Preventing Lows With Everyday Eating Habits
Some people experience low blood sugar not from diabetes medications but from a pattern called reactive hypoglycemia, where blood sugar drops a few hours after eating. The dietary strategy for prevention looks very different from the strategy for treating an active low. Instead of simple sugars, the goal is to keep blood sugar steady throughout the day by choosing foods that digest slowly.
Complex carbohydrates are the foundation: brown rice, quinoa, oatmeal, sweet potatoes with the skin on, barley, and sprouted grain breads. These foods create a gradual rise and gradual drop in blood sugar rather than the sharp spikes that lead to crashes. Pairing carbohydrates with protein and healthy fat slows digestion even further. Think eggs with oatmeal instead of oatmeal alone, or chicken with quinoa instead of plain rice.

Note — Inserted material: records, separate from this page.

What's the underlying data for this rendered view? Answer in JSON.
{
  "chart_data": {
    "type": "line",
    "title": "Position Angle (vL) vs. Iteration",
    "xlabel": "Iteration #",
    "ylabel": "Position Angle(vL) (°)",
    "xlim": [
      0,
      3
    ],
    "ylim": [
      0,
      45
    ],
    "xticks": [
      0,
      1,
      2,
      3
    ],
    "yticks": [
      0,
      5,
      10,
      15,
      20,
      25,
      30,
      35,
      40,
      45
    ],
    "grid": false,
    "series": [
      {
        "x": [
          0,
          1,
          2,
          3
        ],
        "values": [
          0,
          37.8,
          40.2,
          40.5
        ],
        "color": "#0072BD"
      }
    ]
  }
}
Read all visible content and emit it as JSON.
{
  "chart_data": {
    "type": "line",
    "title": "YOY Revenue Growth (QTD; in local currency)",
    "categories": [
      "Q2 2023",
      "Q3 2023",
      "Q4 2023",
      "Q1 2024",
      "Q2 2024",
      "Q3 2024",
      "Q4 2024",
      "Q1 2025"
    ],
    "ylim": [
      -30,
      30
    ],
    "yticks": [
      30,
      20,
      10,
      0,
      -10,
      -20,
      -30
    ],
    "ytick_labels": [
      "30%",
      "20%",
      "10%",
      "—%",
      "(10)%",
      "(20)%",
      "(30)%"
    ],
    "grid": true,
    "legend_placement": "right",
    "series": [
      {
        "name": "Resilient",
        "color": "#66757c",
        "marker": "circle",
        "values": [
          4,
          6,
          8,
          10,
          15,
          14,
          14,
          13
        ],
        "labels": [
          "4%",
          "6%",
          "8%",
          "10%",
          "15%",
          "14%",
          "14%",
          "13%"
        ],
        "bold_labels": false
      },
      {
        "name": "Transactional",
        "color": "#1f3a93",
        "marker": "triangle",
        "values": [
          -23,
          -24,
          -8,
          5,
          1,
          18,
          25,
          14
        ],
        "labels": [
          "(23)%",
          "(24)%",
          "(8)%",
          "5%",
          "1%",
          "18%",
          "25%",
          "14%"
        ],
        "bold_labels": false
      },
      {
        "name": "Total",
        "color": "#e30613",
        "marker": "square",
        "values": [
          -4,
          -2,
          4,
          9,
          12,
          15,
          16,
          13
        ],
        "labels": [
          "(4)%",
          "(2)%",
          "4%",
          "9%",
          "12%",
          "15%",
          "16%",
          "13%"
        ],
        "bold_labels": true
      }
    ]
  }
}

Non-starchy vegetables like broccoli, Brussels sprouts, cabbage, and cauliflower are high in fiber and can be eaten freely. Starchy vegetables like potatoes, corn, and peas should be kept to smaller portions. For cooking, olive oil, avocado oil, or nut-based oils provide healthy fats that help moderate blood sugar responses.
Eating smaller meals every two to four hours, rather than three large meals, helps prevent the gaps that allow blood sugar to dip. Simple carbohydrates like white bread, white rice, pastries, candy, and sweetened drinks should be limited because your body converts them to sugar almost immediately, triggering the spike-and-crash pattern. If you drink alcohol, having it with food rather than on an empty stomach reduces the risk of a drop.